È bastato un accordo con il segretario Cosentino, che ha deciso di rinunciare all’incarico, e una celere consultazione teleIefonica con il sindaco Marino, il presidente della Regione Zingaretti e il segretario regionale Melilli per decidere l’azzeramento del Pd, nominando commissario il presidente del partito Orfini.

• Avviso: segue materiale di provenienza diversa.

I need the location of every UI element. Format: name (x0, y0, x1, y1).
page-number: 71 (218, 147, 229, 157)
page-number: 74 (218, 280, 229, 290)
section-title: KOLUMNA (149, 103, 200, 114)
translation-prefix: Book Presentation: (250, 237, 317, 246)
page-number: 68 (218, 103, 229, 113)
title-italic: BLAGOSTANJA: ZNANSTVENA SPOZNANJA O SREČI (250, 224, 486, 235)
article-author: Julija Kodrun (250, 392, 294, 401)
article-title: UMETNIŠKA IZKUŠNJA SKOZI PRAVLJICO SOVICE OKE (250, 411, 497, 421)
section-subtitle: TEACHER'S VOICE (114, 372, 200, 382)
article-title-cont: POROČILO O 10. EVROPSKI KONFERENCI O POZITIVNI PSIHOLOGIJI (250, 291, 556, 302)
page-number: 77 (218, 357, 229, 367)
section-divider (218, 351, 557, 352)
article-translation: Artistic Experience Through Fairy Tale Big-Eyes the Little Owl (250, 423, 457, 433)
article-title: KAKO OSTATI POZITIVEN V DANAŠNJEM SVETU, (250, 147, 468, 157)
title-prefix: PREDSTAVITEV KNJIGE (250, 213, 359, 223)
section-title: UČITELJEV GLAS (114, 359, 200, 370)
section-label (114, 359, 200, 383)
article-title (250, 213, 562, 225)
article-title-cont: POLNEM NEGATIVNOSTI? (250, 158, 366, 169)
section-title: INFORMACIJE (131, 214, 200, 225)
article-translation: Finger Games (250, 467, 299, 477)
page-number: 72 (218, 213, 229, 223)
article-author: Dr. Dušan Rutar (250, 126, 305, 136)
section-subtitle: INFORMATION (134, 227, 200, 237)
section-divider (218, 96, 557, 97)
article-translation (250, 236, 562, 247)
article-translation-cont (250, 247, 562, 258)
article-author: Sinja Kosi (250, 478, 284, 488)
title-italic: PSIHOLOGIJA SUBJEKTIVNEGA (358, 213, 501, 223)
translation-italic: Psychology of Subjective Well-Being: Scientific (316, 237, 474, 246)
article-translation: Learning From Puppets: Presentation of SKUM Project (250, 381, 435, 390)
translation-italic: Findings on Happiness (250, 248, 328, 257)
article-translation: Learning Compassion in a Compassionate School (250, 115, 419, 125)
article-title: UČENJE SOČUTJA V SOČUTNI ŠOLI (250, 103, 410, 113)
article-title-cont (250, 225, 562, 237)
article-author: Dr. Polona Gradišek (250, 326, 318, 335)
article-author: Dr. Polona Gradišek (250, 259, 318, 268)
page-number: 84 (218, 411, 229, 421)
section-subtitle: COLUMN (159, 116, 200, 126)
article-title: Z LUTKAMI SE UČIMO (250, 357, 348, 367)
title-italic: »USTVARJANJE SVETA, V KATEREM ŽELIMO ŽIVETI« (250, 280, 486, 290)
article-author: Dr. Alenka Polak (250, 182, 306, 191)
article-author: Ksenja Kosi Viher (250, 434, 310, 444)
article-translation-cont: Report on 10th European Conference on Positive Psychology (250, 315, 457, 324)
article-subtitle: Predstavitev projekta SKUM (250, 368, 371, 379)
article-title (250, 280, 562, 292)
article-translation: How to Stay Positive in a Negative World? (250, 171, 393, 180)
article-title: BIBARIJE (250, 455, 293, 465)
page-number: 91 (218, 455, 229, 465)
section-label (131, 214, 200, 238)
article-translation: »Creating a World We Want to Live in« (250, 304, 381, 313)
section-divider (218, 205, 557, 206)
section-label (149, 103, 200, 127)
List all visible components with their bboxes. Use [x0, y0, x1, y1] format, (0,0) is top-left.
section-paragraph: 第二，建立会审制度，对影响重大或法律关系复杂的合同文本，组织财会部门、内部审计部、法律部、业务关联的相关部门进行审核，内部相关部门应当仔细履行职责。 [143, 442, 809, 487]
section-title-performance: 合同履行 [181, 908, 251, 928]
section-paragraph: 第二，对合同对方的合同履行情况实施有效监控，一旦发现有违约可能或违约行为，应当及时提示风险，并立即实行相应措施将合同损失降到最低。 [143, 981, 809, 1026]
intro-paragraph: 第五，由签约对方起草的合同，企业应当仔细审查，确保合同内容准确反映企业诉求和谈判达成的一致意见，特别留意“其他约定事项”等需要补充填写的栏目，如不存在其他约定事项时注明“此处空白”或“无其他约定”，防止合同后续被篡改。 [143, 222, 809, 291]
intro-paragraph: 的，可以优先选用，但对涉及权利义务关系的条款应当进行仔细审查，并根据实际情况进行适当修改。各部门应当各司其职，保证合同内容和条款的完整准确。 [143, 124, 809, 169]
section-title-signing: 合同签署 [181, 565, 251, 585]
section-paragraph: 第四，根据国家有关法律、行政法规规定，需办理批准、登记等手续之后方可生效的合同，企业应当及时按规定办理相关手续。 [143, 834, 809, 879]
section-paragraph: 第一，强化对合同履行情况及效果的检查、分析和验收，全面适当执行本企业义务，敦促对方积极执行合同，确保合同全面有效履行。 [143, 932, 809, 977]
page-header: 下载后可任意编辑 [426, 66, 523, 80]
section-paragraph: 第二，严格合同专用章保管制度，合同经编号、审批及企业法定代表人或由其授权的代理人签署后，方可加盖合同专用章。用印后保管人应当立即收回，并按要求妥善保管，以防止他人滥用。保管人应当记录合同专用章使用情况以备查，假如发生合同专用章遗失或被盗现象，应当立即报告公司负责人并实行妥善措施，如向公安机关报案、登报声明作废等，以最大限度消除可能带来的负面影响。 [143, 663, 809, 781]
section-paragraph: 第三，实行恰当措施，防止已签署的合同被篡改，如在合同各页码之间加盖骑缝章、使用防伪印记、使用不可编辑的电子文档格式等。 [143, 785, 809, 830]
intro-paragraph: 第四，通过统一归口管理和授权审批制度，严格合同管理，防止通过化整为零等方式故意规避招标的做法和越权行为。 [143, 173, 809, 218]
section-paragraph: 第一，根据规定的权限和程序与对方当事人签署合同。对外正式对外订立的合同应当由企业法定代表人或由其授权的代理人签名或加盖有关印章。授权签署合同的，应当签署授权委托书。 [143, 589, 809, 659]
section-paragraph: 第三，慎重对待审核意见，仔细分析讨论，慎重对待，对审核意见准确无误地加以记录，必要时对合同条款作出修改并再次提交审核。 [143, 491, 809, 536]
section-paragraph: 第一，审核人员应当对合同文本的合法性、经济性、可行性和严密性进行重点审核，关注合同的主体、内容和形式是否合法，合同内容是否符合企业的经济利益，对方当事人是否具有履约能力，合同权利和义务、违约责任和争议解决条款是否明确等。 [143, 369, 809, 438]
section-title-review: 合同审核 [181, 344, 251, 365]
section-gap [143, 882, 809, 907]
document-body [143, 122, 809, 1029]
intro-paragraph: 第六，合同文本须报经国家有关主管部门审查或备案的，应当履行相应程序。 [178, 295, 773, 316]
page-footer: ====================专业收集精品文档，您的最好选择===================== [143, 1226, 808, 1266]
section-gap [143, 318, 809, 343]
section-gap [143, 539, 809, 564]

Ma dietro alla rapidità delle decisioni di vertice, si cela tutta la tensione e lo sgomento democratico per una situazione che rischia di affondare la credibilità dell’amministrazione renziana. E lo stesso presidente del Consiglio non ha nascosto le sue preoccupazioni. «Sono sconvolto, perché vedere una persona seria come il procuratore di Roma parlare di mafia è qualcosa che genera rabbia e amarezza – ha dichiarato Renzi a ” Bersaglio Mobile” su La7- Il Pd non aspetta le sentenze per capire cosa accade, chi del Pd si doveva dimettere si è già dimesso. Ma il quadro che emerge a Roma è sconvolgente: neofascisti, delinquenti della Magliana, mancano solo Jack lo Squartatore e il mostro di Loch Ness e poi ci sono tutti…».
Nonostante gli attacchi, i collaboratori del premier hanno tentato di difendere due dei principali accusati, il ministro del lavoro Giuliano Poletti e Cosentino, il primo definito dallo stesso premier un «galantuomo», il secondo a detta dei democratici «tirato in ballo nelle intercettazioni da qualche millantatore».
Prima della nomina, Orfini aveva espresso le sue posizioni sulle primarie, posizioni in netto contrasto con quelle di Renzi: se per il neocommissario Pd «sono troppo costose e rendono il partito permeabile alle infiltrazioni malavitose», per il premier invece «non rappresentano una fonte di inquinamento».